Er duscht, derweil sie schon die Zähne putzt. Ein Schimmern durch den Vorhang, nur schemenhaft. Er senkt den Blick, sein Penis strebt empor.

Das Bett, zwei ebene Flächen, belegt von bauschigen Kissen und Decken in strahlendem Weiß. Sie werden keine Decke brauchen, die Liebe wärmt.

Sie legt die Hand auf seinen Bauch. Er atmet tief. Ob sie erspürt, wie sehnlich er die Zentimeter überwunden wünscht? Sanft. Zart. Ausatmen.

Verschmolzen ist die Zeit nun mit der Ewigkeit. Keine Minuten zählt das Herz wenn zwei vereint verschmelzen. Fühlen. Schenken. Schrankenlos.

Sie schläft noch als das Tagwerk ihn ins Leben ruft. Er duscht und träumt dabei, sie wäre nah. Dann könnten seine Hände sie berühren, kosen.
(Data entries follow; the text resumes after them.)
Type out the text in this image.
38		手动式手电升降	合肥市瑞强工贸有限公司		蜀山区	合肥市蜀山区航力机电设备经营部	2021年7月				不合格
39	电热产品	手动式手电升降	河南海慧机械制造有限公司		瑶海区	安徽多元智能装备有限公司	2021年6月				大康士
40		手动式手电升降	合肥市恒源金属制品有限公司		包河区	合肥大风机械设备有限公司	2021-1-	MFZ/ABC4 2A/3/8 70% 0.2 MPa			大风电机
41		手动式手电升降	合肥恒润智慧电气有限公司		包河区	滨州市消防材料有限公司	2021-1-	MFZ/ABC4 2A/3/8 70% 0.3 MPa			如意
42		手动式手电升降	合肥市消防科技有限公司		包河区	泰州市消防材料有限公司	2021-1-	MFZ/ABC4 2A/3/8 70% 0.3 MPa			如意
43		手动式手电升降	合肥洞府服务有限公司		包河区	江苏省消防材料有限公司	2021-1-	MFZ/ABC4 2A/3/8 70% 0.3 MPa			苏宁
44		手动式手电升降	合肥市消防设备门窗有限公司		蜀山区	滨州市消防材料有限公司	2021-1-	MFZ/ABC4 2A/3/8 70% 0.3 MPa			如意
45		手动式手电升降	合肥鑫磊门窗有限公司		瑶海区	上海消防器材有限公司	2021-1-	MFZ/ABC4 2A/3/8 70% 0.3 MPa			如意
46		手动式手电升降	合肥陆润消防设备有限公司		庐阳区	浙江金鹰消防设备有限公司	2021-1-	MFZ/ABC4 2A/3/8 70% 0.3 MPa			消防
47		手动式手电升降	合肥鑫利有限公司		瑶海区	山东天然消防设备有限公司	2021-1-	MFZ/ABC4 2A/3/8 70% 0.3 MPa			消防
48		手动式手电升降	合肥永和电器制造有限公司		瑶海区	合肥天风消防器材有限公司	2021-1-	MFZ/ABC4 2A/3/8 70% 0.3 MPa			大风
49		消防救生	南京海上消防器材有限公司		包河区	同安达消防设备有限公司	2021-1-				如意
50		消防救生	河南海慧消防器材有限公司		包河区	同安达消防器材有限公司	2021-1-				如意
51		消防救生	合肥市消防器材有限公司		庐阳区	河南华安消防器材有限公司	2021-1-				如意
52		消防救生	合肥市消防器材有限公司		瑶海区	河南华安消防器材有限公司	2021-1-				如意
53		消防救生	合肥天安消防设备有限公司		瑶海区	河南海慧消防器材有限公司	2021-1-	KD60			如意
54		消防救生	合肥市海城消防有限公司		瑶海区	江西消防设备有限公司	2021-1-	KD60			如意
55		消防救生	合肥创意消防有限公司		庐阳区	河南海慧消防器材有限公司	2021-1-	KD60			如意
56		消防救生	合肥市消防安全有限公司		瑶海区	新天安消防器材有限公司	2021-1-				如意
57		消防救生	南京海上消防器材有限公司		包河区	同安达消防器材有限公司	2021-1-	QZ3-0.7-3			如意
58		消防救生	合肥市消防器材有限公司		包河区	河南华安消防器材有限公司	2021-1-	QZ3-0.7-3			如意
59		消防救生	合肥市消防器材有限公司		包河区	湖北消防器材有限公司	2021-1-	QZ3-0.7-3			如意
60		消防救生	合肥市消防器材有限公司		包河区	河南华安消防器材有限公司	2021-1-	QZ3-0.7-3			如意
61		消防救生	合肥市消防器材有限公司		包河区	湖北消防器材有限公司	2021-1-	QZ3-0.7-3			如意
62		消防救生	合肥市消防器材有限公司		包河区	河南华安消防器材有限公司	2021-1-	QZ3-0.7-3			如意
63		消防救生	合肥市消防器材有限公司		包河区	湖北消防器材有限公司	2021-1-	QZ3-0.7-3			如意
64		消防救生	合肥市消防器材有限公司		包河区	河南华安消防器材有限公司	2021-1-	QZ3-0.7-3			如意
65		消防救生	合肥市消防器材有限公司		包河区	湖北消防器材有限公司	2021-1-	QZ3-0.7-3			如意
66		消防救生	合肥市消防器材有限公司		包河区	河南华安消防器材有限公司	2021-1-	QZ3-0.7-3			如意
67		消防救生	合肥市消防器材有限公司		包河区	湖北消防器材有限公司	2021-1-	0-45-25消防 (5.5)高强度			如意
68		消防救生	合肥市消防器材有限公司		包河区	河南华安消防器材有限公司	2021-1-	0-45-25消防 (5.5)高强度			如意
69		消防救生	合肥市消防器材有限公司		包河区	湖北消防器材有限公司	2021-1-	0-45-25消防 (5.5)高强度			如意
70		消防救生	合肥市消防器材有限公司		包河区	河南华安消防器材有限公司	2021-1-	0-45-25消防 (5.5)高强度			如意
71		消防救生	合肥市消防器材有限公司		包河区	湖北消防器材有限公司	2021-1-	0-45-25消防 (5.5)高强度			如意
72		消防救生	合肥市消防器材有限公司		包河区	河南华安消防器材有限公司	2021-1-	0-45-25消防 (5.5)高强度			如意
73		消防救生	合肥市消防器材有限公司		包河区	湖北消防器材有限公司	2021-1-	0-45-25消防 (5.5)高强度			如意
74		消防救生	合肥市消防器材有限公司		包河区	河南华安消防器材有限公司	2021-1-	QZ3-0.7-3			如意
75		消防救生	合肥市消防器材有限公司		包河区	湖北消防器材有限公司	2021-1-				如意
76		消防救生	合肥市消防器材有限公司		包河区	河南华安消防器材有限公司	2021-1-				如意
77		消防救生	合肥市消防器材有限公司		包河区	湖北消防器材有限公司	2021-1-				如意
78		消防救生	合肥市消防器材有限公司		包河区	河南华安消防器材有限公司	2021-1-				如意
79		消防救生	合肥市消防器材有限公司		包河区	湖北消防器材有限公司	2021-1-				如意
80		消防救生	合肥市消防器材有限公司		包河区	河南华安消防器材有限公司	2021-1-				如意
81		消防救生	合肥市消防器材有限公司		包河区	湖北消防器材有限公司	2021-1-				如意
Die Stunden seines Tages rinnen zäh. Gedanken eilen vor, zu ihr. Sein Herz will ohne sie sich nicht zufrieden geben. So zäh der Tag. Zu ihr!

Wie schön sie ist. Verzaubert muss er staunen, und ihre Augen sprechen, was der Mund nicht sagt. Wird ewig ihre Liebe sein wie frischer Tau?

Gewöhnung setzt wohl ein, doch niemals Überdruss. Er hat sie in seinem Herzen eingeschweißt die Liebe, nur zu ihr, versiegelt für ein Leben.

Die Bilder, die er sieht, wenn er die Augen schließt. Die Bilder. Sie werden niemals alt, sind immer wieder neu. Sie ist ihm unerschöpflich.

Wann fragte je das Schicksal nach der Liebe? Nach jedem schönen Tag lauert gefräßig eine Nacht. Er kann und will nicht glauben, was er weiß.

Noch glüht ein Funke Hoffnung, doch die Wahrheit löscht ihn aus. Werden da wenigstens noch Bilder sein, in seinem Kopf, von ihr? Was bleibt?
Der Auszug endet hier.